Dans son ensemble, l’ouvrage est très bien organisé, alors que la tâche n’était pas facile, vu l’extrême diversité théorique et disciplinaire des contributeurs : quoi de commun, par exemple, entre d’un côté l’approche théorique et empirique de Lahire, et de l’autre la réflexion épistémologique et spéculative de Heintz ? Réunir dans un même ouvrage douze auteurs aux points de vue parfois très contradictoires n’était sûrement pas évident ; pourtant, à la fin de la lecture, on ressent une cohérence d’ensemble. Sans doute la tripartition, très bien explicitée, entre approches cognitives du social, approches sociales de l’esprit et approches de la cognition sociale y est-elle pour quelque-chose. Certes, certains lecteurs jugeront que le propos général aurait pu être plus ciblé. Mais ce serait au prix de la visée « œcuménique » de l’ouvrage. Néanmoins, on reste un peu surpris par l’absence d’un thème central pour la sociologie cognitive, celui de la cognition de groupe : des groupes peuvent-ils avoir des croyances ? Si oui, alors peuvent-ils raisonner à la manière d’un « moi », etc. ? Cette absence est d’autant plus surprenante que Clément et Kaufmann se sont intéressés à ces questions, notamment via les travaux de Margaret Gilbert.

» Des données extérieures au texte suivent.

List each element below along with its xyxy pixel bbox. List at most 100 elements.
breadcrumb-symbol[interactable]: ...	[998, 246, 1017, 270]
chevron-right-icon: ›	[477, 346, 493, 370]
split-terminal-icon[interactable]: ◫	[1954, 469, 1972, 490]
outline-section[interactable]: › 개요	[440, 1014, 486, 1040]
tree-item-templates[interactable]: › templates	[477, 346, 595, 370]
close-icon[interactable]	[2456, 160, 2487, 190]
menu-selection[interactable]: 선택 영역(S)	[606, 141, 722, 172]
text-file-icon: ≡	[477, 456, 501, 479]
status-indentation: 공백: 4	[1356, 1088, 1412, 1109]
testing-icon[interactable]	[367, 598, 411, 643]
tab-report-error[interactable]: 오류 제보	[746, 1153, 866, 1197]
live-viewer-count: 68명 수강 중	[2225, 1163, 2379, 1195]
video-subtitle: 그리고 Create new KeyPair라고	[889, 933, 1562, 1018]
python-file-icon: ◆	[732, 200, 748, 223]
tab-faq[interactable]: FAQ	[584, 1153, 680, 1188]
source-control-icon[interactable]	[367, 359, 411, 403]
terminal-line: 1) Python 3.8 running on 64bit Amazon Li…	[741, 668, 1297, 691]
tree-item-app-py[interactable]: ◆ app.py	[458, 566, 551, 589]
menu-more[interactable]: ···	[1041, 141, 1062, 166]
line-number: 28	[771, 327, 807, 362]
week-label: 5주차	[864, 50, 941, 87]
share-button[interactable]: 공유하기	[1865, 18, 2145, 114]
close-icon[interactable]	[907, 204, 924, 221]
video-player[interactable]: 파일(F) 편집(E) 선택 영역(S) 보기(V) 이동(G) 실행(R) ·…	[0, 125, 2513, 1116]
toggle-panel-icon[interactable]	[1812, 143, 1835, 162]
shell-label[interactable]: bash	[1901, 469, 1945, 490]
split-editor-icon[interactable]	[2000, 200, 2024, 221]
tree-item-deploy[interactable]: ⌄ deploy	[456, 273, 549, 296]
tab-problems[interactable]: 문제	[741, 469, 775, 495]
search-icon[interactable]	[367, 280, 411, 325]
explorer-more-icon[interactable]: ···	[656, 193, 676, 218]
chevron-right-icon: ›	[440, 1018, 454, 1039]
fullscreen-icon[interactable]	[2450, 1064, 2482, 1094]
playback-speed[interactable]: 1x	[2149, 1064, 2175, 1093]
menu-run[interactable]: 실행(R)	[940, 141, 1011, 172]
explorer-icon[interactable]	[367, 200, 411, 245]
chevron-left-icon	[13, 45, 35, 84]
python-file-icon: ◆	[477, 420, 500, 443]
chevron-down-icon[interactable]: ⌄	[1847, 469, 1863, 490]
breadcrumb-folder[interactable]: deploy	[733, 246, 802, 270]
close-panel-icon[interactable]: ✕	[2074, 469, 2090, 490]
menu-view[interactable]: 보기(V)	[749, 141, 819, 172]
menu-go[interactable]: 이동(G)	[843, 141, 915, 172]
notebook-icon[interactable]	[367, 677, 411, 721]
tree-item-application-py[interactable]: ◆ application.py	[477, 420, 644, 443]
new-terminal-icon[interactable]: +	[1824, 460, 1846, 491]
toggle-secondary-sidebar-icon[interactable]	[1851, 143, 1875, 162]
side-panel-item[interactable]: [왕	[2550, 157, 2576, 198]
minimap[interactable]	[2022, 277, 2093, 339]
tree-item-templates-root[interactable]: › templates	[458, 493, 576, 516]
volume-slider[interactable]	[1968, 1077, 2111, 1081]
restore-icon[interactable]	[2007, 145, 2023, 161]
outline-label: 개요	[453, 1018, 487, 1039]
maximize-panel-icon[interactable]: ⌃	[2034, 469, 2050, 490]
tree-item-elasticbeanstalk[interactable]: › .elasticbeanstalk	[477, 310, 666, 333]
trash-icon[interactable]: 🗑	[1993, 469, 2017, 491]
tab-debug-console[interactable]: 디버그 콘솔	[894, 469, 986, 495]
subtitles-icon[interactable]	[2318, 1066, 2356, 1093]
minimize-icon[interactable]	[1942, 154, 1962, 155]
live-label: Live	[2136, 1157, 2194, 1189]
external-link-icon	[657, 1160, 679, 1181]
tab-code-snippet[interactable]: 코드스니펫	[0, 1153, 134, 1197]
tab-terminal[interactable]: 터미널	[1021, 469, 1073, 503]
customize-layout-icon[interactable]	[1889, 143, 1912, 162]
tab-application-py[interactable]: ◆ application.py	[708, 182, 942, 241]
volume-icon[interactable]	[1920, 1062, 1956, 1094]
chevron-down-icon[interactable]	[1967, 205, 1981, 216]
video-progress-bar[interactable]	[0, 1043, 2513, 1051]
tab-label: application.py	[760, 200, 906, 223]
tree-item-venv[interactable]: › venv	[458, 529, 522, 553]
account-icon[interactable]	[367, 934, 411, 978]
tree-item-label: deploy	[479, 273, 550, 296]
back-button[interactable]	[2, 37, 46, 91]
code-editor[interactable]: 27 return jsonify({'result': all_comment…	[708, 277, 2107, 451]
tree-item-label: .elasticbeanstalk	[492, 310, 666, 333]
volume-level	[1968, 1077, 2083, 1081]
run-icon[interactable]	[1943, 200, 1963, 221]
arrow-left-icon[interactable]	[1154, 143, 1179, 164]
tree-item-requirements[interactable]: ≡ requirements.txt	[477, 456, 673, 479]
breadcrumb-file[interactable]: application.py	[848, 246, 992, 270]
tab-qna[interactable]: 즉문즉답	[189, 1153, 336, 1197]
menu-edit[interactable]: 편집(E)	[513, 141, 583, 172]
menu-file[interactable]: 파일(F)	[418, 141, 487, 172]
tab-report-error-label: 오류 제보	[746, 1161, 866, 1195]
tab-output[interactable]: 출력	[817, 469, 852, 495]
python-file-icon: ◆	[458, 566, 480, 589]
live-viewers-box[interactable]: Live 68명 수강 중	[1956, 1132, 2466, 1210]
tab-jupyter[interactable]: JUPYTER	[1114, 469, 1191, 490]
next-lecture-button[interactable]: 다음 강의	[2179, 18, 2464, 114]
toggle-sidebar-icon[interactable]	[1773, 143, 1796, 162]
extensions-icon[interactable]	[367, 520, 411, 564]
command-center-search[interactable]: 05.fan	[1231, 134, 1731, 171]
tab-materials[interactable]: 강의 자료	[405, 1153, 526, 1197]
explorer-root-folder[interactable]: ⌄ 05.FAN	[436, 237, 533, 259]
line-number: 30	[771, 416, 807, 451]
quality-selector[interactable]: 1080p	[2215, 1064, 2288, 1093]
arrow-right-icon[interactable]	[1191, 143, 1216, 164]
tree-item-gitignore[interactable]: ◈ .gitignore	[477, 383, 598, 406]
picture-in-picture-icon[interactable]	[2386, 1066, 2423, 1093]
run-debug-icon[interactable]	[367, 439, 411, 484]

Enfin, voici quelques questionnements qui se sont posés au fil de la lecture. Le titre de la contribution de Clément, « L’esprit de la sociologie », semble opaque – alors que le sous-titre est explicite (« Les sociologues et le fonctionnement de l’esprit humain »). Plus généralement, dans les titres de sections, l’auteur fait des utilisations très diverses du mot « esprit », ce qui désoriente un peu le lecteur (« Durkheim et l’esprit des représentations collectives » ; « L’esprit des pères fondateurs de la sociologie » ; « Bourdieu et l’esprit aveuglé »…). Dans la contribution de Lahire, la transposition de l’exemple des boules de billard à l’analyse du social est surprenante de la part d’un auteur qui a beaucoup critiqué l’usage sociologique d’exemples décontextualisés. Par ailleurs, Lahire semble prendre pour acquis que le passé des acteurs n’est que dispositionnel ; pourtant, l’acquisition passée d’informations non-dispositionnelles et non sédimentées en dispositions fait aussi, par définition, partie du passé. Dans la contribution de Friedman, de nombreux exemples de « sous-cultures perceptuelles » ne sont pas très convaincants : le dermatologue ou l’orthodontiste voient-ils ce qu’ils voient en fonction de leur « sous-culture » ou plus prosaïquement en raison de leur formation professionnelle ? La contribution de Lemieux est très programmatique et offre peu d’exemples ; par ailleurs, l’utilisation du vocabulaire de Boltanski/Thévenot semble parfois forcée : par exemple, pourquoi écrire que la sociologie critique doit se « déployer dans le régime d’engagement le plus ajusté à l’activité critique – à savoir celui de la critique et de la justification publique » (p. 271) ? Ne suffirait-il pas de dire que les résultats de la sociologie critique doivent être justifiés ? Enfin, la contribution de Cicourel semble suggérer, d’une part que les modèles théoriques issus des sciences sociales sont quasiment toujours trompeurs, et d’autre part que seule l’analyse des récits de la vie quotidienne (qui seraient « le cœur de la vie sociale ») est valable. Mais on peut très bien expliquer des évènements, éventuellement à l’aide de modèles, sans s’appuyer sur le quotidien des acteurs. Pour cette raison, la méfiance de Cicourel à l’égard de toute analyse ne prenant pas en compte la « vie quotidienne » est sans doute trop grande.